Pardon the French, but there's not other expression that works. Words fail here.
Everyone knows (or should know) about the 5,000 votes that miraculously cropped up in King County Washington in the governor's election, which, combined with 1,500 votes they lost, tipped the election to Democratic state attorney general Christine Gregoire by 128 votes.
Although, like ye olde Chicago, it appears some of those voting were not so much alive as they were dead. Long dead, according to
the Seattle Post-Intelligencer today (Hat tip,
the Kerry Spot/TKS).
At least two of the eight came from people who filled out, signed, and mailed in ballots for dead spouses. One woman, Doris McFarland, said she called "the elections board and said, 'Can I do it because he wanted me to vote?' ... The person ... said, 'Well, who would know?' I said, 'I don't want to do anything that is wrong.'" Another man, Bob Holmgren, said he voted on behalf of his late wife because she hated Gregoire so much.
(An observation: This is the only one of the eight people the Post-Intelligencer says they found where they said whom the fake vote was for. How 'bout the other seven? MacFarland, whom they quoted three separate times--did they bother to ask whom she voted for? Or or is the only real concern here that it's probably Republicans cheating? Darn Republicans.)
Or take the fascinating case of Mary Coffey:
"'She couldn't have (voted). She died on Sept. 29,' said her husband, Michael Coffey. He added that he voted by mail, but destroyed his wife's ballot when it arrived in the mail."
As the story dutifully points out, these complaints about the zombie votes are only cropping up now, way after the ink is dried on the secretary of state's cerification, because "Republicans are searching for ways to contest the election and force a revote." I say again -- darn Republicans!
But this doesn't concern the Democratic party. Because this election as been....wait for it...examined. Examined closely. That's how we know they have filtered out the 1,500 impure votes, found 5,000+ more pure ones to take their place, and then counted all the pure votes so they can have the examined winner, Gregoire.
Kirstin Brost, spokeswoman for the state Democratic Party, said, "We're very satisfied with the results of this election. It's the most closely examined election in our state's history."
Yep, that's an honest election for you. And an examined one. As legitimate and examined as Venezuela's, only without Carter's gravitas. Democrats don't lose, right, so if you count and recount and count again to get the Democrat to win, that's democracy at work. Or, as Edward G. Robinson said in
Key Largo, you count and keep counting till it comes out right.
But the really money quote comes from the kingpin himself:
"These are not indications of fraud," said Bill Huennekens, King County's elections supervisor. "Fraud is a concerted effort to change an election."

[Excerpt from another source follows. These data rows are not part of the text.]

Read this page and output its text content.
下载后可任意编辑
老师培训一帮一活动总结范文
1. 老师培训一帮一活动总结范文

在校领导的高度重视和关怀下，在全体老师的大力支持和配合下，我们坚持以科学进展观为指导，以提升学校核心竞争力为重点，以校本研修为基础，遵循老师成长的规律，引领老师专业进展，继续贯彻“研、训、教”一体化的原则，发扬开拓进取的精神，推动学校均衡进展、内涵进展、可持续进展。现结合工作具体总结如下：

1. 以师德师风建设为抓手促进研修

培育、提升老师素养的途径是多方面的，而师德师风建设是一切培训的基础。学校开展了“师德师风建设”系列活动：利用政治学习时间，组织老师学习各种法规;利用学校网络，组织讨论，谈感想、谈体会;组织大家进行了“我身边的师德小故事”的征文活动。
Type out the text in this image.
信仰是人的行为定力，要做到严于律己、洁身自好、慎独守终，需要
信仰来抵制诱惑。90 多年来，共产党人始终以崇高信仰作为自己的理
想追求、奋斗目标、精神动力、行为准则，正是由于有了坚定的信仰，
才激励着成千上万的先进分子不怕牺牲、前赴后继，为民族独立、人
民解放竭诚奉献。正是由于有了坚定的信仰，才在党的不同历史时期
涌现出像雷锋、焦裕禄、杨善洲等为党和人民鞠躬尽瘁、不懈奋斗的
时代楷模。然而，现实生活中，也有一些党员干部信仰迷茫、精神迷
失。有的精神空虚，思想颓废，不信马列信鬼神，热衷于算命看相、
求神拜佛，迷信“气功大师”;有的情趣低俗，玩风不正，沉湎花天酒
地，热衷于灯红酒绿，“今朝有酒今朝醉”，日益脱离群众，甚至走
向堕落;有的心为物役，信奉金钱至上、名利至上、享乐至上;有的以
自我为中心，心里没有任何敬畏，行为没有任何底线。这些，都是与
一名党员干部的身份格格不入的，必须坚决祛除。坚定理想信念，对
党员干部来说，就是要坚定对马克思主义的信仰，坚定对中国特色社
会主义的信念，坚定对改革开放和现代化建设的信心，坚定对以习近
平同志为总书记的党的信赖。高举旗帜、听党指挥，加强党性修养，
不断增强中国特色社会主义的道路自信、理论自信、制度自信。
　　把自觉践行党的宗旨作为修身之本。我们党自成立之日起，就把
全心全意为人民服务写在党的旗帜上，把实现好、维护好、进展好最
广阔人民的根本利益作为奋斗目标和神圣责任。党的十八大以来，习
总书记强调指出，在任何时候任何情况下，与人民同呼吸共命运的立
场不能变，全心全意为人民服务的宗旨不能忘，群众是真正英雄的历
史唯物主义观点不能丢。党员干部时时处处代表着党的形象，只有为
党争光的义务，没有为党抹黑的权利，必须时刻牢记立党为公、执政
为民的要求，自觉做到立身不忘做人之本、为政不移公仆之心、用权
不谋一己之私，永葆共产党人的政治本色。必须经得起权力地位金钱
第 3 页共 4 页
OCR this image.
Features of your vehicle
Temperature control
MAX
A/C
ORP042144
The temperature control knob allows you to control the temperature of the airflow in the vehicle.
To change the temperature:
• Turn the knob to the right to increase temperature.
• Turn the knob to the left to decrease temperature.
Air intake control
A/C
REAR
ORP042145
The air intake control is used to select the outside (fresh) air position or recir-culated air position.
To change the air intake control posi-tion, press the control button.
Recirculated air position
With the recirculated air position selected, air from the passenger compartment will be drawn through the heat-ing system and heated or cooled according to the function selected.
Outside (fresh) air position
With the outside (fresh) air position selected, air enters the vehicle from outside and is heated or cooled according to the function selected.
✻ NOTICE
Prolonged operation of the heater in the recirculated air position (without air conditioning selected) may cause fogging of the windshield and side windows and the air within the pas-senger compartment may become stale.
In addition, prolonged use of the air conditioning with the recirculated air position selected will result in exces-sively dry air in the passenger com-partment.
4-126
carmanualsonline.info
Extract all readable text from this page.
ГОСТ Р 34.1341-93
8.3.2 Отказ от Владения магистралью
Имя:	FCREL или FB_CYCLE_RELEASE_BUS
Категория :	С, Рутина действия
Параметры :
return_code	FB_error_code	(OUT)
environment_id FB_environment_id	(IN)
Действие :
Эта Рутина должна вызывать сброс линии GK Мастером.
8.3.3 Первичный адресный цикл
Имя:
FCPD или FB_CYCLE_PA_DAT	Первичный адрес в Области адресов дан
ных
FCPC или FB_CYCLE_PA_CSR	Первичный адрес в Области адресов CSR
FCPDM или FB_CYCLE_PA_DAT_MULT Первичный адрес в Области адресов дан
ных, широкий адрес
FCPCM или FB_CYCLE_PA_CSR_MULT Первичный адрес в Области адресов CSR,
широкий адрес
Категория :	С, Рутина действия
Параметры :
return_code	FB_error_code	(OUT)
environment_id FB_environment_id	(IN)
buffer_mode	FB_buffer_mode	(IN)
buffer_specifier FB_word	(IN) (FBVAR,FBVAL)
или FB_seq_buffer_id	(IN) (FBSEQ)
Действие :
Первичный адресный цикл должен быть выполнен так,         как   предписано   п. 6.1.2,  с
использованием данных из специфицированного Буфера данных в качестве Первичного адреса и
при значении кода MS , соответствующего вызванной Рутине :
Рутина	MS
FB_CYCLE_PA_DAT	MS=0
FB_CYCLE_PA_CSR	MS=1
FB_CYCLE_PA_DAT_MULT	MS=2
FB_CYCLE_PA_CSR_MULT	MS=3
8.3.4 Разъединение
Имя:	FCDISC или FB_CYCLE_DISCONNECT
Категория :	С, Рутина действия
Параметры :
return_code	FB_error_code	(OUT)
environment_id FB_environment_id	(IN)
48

Did you catch that? Fraud is an attempt to change the outcome of an election. This just brought to light the cosmic destiny of Gregoire ascending to the governor's mansion. Totally not the same thing as
changing the outcome of an election, which would be fraud. It's more like setting the outcome of the election to rights. But, should fraud erupt in public on a sunny day, then that will totally be investigated, officials swear on a stack of non-religious texts.
There are a number of questions that crop up after this report.
1. What does it take to constitute voter fraud in Washington? A Republican winning?
2. What is the party affiliation of Brian I've-Never-Heard'of-Fraud-Before Huennekens, the King County elections official?
3. How, if these eight people were dead BEFORE the absentee ballots were sent (as the story specifies; only three are named there), could four of the signatures on the ballots be a positive match, as Huennekens says? I think death trumps these oh-so-competent public servants' good word.
4. Where did Mary Coffey's vote come from?
To review the article:
* Doris MacFarland voted on her husband's absentee ballot AND HER OWN after he was dead.
* She got the okay from an elections official in Huennekens office to do this first (but he says he can't imagine someone in his office saying this).
* Bob Holmgren voted for his dead wife on her ballot and then voted for himself.
* Fifty documented felons without the right to vote voted in Pierce County.
* And my personal favorite, which proves there was no fraud, Mary Coffey voted, despite the fact she was dead AND her husband (rightly) destroyed her ballot.
* Five other people in King County who died
BEFORE THE ABSENTEE BALLOTS WERE MAILED, voted absentee. These were just discovered by the Post-Intelligencer; apparently, the actual board of elections could be bothered with, you know, maintaining voters rolls and counting legal votes.
Umm, does anyone think that maybe, just maybe, this constitutes fraud?